Böyle bir model, benzer durumlarda davranışın değişkenliğiyle ifade edilen belirli bir derecede keyfiliğe zaten sahiptir. Yani hayvanların duruma bağlı olarak gerçekleştirebilecekleri belirli bir olası eylem cephaneliği vardır. Bunlar olaylara doğrudan tepki vermekten daha karmaşık geçici kalıplar (koşullu refleks) olabilir. Ancak yine de bu tamamen gönüllü bir davranış değil, bu da insanları değil hayvanları eğitmenize olanak tanıyor.

Ve burada dikkate almamız gereken önemli bir durum var: Karşılaşılan koşullar ne kadar iyi bilinirse, davranış o kadar az değişken olur, çünkü beyinde bir çözüm vardır. Ve tam tersi, koşullar ne kadar yeni olursa, olası davranış seçenekleri de o kadar fazla olur. Ve bütün soru onların seçimi ve kombinasyonundadır. Hayvanlar bunu, Skinner'ın deneylerinde gösterdiği gibi, olası eylemlerinin tüm cephaneliğini göstererek yaparlar.

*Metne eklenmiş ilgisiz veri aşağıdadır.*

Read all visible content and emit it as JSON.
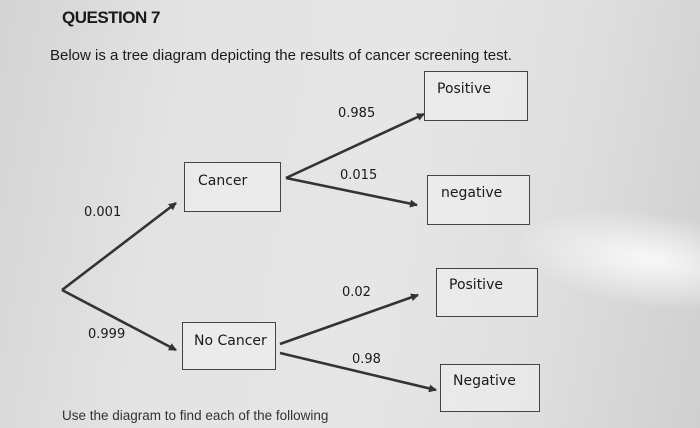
{
  "question": {
    "title": "QUESTION 7",
    "intro": "Below is a tree diagram depicting the results of  cancer screening test.",
    "footer": "Use the diagram to find each of the following"
  },
  "tree": {
    "nodes": {
      "cancer": "Cancer",
      "no_cancer": "No Cancer",
      "cancer_positive": "Positive",
      "cancer_negative": "negative",
      "no_cancer_positive": "Positive",
      "no_cancer_negative": "Negative"
    },
    "probabilities": {
      "cancer": "0.001",
      "no_cancer": "0.999",
      "cancer_positive": "0.985",
      "cancer_negative": "0.015",
      "no_cancer_positive": "0.02",
      "no_cancer_negative": "0.98"
    }
  }
}
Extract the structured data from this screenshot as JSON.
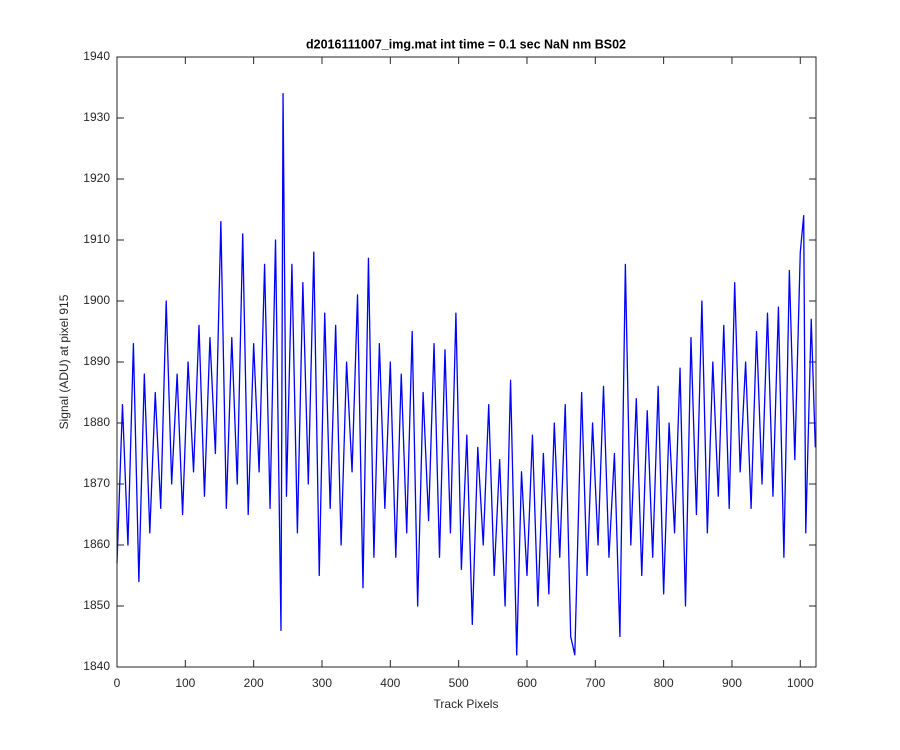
{
  "chart_data": {
    "type": "line",
    "title": "d2016111007_img.mat int time = 0.1 sec  NaN nm BS02",
    "x_label": "Track Pixels",
    "y_label": "Signal (ADU) at pixel 915",
    "xlim": [
      0,
      1023
    ],
    "ylim": [
      1840,
      1940
    ],
    "xticks": [
      0,
      100,
      200,
      300,
      400,
      500,
      600,
      700,
      800,
      900,
      1000
    ],
    "yticks": [
      1840,
      1850,
      1860,
      1870,
      1880,
      1890,
      1900,
      1910,
      1920,
      1930,
      1940
    ],
    "grid": false,
    "x": [
      0,
      8,
      16,
      24,
      32,
      40,
      48,
      56,
      64,
      72,
      80,
      88,
      96,
      104,
      112,
      120,
      128,
      136,
      144,
      152,
      160,
      168,
      176,
      184,
      192,
      200,
      208,
      216,
      224,
      232,
      240,
      243,
      248,
      256,
      264,
      272,
      280,
      288,
      296,
      304,
      312,
      320,
      328,
      336,
      344,
      352,
      360,
      368,
      376,
      384,
      392,
      400,
      408,
      416,
      424,
      432,
      440,
      448,
      456,
      464,
      472,
      480,
      488,
      496,
      504,
      512,
      520,
      528,
      536,
      544,
      552,
      560,
      568,
      576,
      585,
      592,
      600,
      608,
      616,
      624,
      632,
      640,
      648,
      656,
      664,
      670,
      680,
      688,
      696,
      704,
      712,
      720,
      728,
      736,
      744,
      752,
      760,
      768,
      776,
      784,
      792,
      800,
      808,
      816,
      824,
      832,
      840,
      848,
      856,
      864,
      872,
      880,
      888,
      896,
      904,
      912,
      920,
      928,
      936,
      944,
      952,
      960,
      968,
      976,
      984,
      992,
      1000,
      1005,
      1008,
      1016,
      1022
    ],
    "series": [
      {
        "name": "signal",
        "color": "#0000ff",
        "values": [
          1857,
          1883,
          1860,
          1893,
          1854,
          1888,
          1862,
          1885,
          1866,
          1900,
          1870,
          1888,
          1865,
          1890,
          1872,
          1896,
          1868,
          1894,
          1875,
          1913,
          1866,
          1894,
          1870,
          1911,
          1865,
          1893,
          1872,
          1906,
          1866,
          1910,
          1846,
          1934,
          1868,
          1906,
          1862,
          1903,
          1870,
          1908,
          1855,
          1898,
          1866,
          1896,
          1860,
          1890,
          1872,
          1901,
          1853,
          1907,
          1858,
          1893,
          1866,
          1890,
          1858,
          1888,
          1862,
          1895,
          1850,
          1885,
          1864,
          1893,
          1858,
          1892,
          1862,
          1898,
          1856,
          1878,
          1847,
          1876,
          1860,
          1883,
          1855,
          1874,
          1850,
          1887,
          1842,
          1872,
          1855,
          1878,
          1850,
          1875,
          1852,
          1880,
          1858,
          1883,
          1845,
          1842,
          1885,
          1855,
          1880,
          1860,
          1886,
          1858,
          1875,
          1845,
          1906,
          1860,
          1884,
          1855,
          1882,
          1858,
          1886,
          1852,
          1880,
          1862,
          1889,
          1850,
          1894,
          1865,
          1900,
          1862,
          1890,
          1868,
          1896,
          1866,
          1903,
          1872,
          1890,
          1866,
          1895,
          1870,
          1898,
          1868,
          1899,
          1858,
          1905,
          1874,
          1908,
          1914,
          1862,
          1897,
          1876
        ]
      }
    ]
  }
}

Bu, gönüllü davranışın tamamen yeni olduğu anlamına gelmez; daha önce öğrenilmiş davranış kalıplarından oluşur. Bu, halihazırda hazır bir modelin bulunduğu koşullarla tamamen örtüşmeyen yeni koşullar tarafından başlatılan rekombinasyonlarıdır. Ve bu tam olarak iradi ve mekanik davranış arasındaki ayrım noktasıdır.

Rastgeleliğin modellenmesi

Yeni koşulları dikkate alabilecek bir gönüllü davranış programı oluşturmak, en azından belirli bir sorun alanı için ("her şeyin teorisine" benzetilerek) evrensel bir "her şeyin programı" yaratmayı mümkün kılacaktır.

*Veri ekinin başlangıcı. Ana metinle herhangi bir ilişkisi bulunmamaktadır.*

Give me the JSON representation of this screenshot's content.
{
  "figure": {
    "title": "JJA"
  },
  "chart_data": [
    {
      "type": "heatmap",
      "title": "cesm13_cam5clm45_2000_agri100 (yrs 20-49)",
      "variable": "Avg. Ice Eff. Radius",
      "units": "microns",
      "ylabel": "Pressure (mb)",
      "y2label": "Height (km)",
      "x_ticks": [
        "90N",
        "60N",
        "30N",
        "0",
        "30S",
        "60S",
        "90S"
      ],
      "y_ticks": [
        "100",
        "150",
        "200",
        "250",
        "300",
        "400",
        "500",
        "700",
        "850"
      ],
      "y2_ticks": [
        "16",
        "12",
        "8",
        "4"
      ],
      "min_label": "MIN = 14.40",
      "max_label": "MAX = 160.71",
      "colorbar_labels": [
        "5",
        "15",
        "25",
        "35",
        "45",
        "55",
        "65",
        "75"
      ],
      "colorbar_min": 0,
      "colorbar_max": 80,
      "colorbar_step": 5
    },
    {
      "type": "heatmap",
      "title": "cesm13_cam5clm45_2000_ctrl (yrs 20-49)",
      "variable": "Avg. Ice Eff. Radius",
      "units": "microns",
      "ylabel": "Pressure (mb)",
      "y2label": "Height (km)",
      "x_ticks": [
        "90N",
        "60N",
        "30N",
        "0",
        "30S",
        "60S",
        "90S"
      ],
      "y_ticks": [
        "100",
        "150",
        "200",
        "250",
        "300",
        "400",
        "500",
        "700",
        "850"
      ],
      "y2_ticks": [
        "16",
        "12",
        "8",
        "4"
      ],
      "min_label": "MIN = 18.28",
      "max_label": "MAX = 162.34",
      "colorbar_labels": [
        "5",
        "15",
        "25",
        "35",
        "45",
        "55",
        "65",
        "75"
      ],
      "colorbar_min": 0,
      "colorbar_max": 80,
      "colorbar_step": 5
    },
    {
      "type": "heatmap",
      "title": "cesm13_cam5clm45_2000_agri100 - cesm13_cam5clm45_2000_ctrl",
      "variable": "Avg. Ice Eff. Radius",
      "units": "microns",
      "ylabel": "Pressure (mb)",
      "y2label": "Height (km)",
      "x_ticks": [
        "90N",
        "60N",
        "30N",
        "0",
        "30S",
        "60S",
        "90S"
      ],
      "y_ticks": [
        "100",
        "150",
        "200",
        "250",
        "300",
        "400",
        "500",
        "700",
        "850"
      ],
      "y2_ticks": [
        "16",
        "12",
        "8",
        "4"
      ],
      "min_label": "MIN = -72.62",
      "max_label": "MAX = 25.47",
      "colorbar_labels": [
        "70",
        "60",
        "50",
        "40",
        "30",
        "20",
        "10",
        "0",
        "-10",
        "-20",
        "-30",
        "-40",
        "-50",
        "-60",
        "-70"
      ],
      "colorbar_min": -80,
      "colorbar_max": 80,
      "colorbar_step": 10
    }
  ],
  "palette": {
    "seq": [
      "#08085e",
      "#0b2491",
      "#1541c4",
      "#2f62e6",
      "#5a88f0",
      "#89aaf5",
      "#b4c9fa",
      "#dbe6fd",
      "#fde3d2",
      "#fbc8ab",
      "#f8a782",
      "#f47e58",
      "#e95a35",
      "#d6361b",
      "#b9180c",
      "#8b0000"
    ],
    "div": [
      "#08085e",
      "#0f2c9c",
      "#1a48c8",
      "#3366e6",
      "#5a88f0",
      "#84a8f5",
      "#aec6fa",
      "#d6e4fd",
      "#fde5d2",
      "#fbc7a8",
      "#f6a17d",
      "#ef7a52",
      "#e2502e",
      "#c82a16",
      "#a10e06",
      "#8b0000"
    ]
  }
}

Davranışlarını daha keyfi ve özgür kılmak için mi? Yaptığım deneyler, tek çıkış yolunun birinciyi modelleyen ve onu değiştirebilecek ikinci bir modele sahip olmak, yani ilki gibi çevreyle değil, onu değiştirmek için ilk modelle hareket etmek olduğunu gösterdi.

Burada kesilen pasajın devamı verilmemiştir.